Some babies are born with a genetic variant that leads to atypical sexual development. It can result in the child being neither a typical boy nor girl.
Estimates of this occurring range from one in 1,500 or 2,000 births, to 4% of all births, depending on what definitions are used.
Whether surgery, hormone treatment or both are necessary, or whether they represent child abuse and it’s better to do nothing, has stirred considerable debate.
Chromosomes and sex development
Genetic differences between men and women lie in sex chromosomes. Women have two X chromosomes and men have a single X (from their mother) and a male-specific Y (from their father).
In typical male development, a single gene (SRY on the Y chromosome) kick-starts a cascade of genes that make a testis. The embryonic testis makes hormones, and hormones make the baby male.
In an XX fetus with no SRY, other genes become active to make an ovary in an embryo that will become a girl.
Both cascades involve many genes in a network of checks and balances. So far we know of about 30 that must work together to build a normal testis or ovary.
Other genes control development of the genitals and secondary sexual characteristics such as breasts and body hair. It takes many genes to make a penis from flaps of skin that have to come together in the right way, or to zip up the labial folds to make a scrotum.
Like any complex process, sex determination can go awry.
Atypical sex development
Different conditions result from variants in one of several genes controlling sex development.
Some can lead to minor anatomical differences, such as the opening of the penis appearing at an unusual site; others to ambiguous genitals.

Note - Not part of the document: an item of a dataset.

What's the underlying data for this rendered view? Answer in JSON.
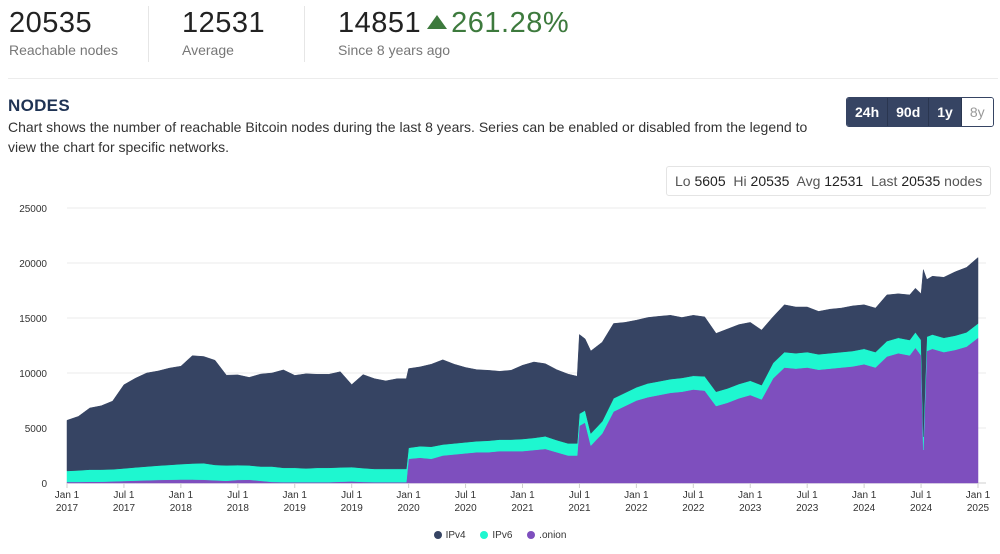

For instance, loss or alteration of a gene in the testis-determining pathway prevents testes from forming, and may produce an XY baby with masculinised female genitals (an enlarged clitoris, for instance). Some of these children may become more masculine when hormones rev up at puberty.

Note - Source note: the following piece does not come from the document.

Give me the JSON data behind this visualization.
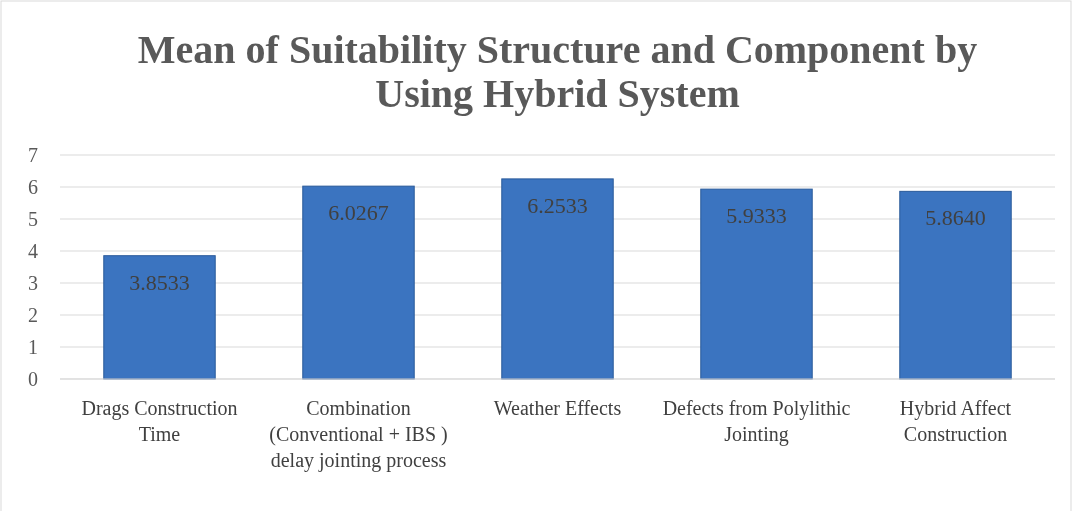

Other gene variants can reverse sex altogether, as in cases of androgen insensitivity. A variant in a gene for male hormones will cause an XY baby to develop as a female, even though she has testes.
At the tragic end of the spectrum are mutations that disrupt more than sexual development. Deletion of a gene controlling sex as well as bone formation can cause bone deformities so severe that babies can’t breathe and die within hours.

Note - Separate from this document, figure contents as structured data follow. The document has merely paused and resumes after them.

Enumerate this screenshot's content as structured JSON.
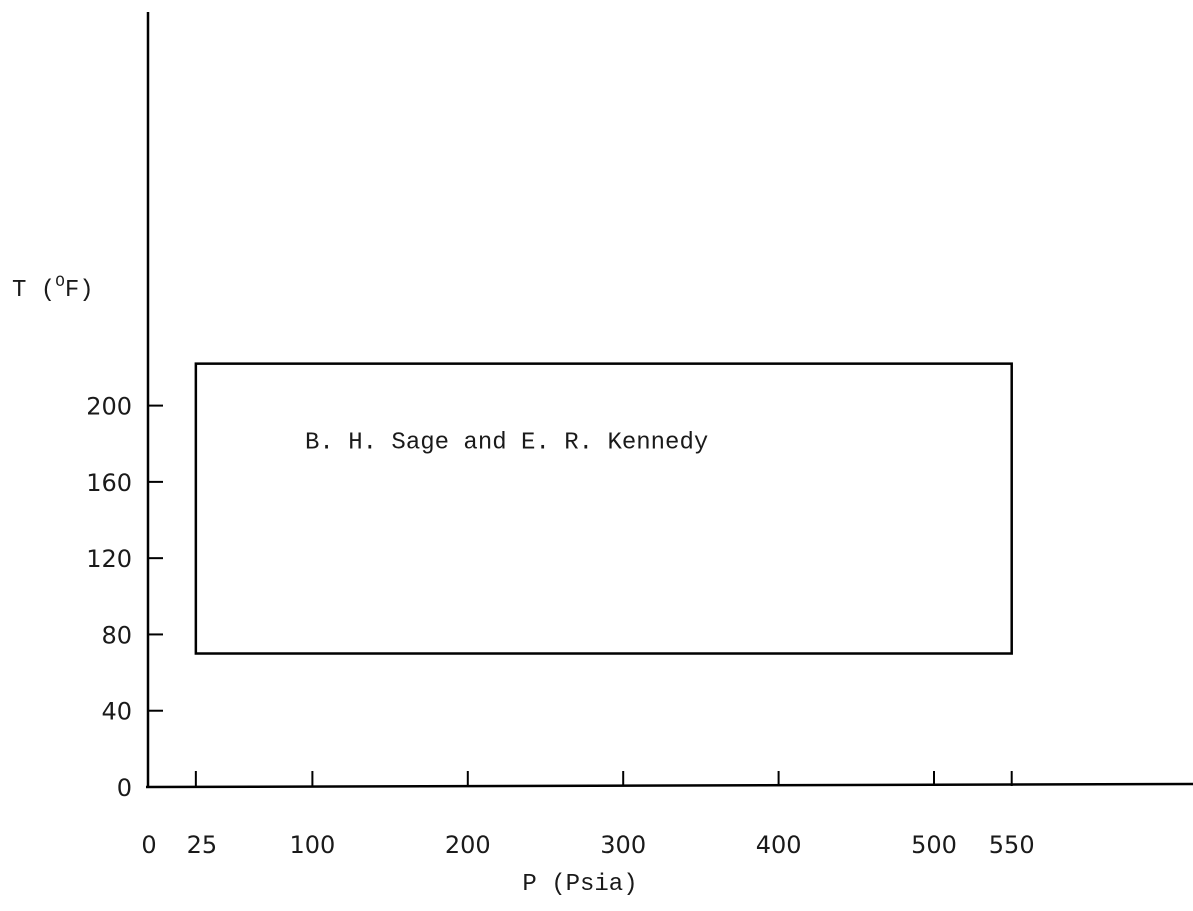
{
  "chart_data": {
    "type": "region",
    "xlabel": "P (Psia)",
    "ylabel": {
      "prefix": "T (",
      "superscript": "O",
      "suffix": "F)"
    },
    "x_ticks": [
      0,
      25,
      100,
      200,
      300,
      400,
      500,
      550
    ],
    "x_tick_labels": [
      "0",
      "25",
      "100",
      "200",
      "300",
      "400",
      "500",
      "550"
    ],
    "y_ticks": [
      0,
      40,
      80,
      120,
      160,
      200
    ],
    "y_tick_labels": [
      "0",
      "40",
      "80",
      "120",
      "160",
      "200"
    ],
    "regions": [
      {
        "label": "B. H. Sage and E. R. Kennedy",
        "x_range": [
          25,
          550
        ],
        "y_range": [
          70,
          222
        ]
      }
    ],
    "grid": false,
    "legend": "none"
  }
}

It’s impossible to lump this spectrum of conditions into a single category. The term intersex, for instance, describes those with ambiguous genitals, or gonads with both testis and ovarian tissue. But it doesn’t apply to others, such as XY girls with androgen insensitivity.
Disorders of sex development (DSD) is the term adopted medically. Not surprisingly, patients quail at labels like this that denote a disease and invite discrimination.
Normal vs abnormal?
In genetic variation, the border between what is normal (short and tall people) and abnormal (dwarfism and gigantism) is often fuzzy.
Everyone carries genetic variants that are lethal or cause malformation if you have two copies. For instance, I have a gene variant that causes slight webbing of toes, two copies of which would leave me without toes or fingers.
Whether or not variations in sexual development can, or should, be treated depends on the condition.
Many children with atypical sexual development show varying degrees of genital abnormalities, some of which can be corrected surgically. A penis can be repaired and a vagina can be fashioned for girls with androgen insensitivity.
Some conditions may be life-threatening if not recognised early. For instance, children with CAH (congenital adrenal hypoplasia) make too much androgen but not enough of another two vital hormones. Without prompt treatment, they may die from losing too much salt.
Is it better to treat?
It’s possible to assign babies of uncertain sex to either a boy or girl and use hormone treatment to reinforce the gender choice. Whether this is appropriate has been vigorously debated by patients, doctors and advocacy groups.
For decades, surgeons advocated operating early because it had better medical success and provided a consistent gender identity. This was often successful and many patients reported living satisfying lives.
But it raised problems of informed consent, as parents made the decision on their child’s behalf as to which sex they would be. What if they got it wrong and the child grew up hating who they were?
Now, the trend is to be supportive, conservative and avoid removing genital tissues if the condition is not life threatening.
But there are no universal answers. In a perfect world, it wouldn’t matter if a child was a boy, girl or a happy intersex. But our society is sexualised and children can be cruel to those even trivially different.
Adults are sometimes no more accepting; in some Asian and African countries families with DSD children may be ostracised and children neglected or killed.
Developed countries are moving in the right direction in their treatment of DSD people and community attitudes are slowly improving.
Hopefully we can become more accepting of genetic variation, whether it be towards webbed toes or sex determination.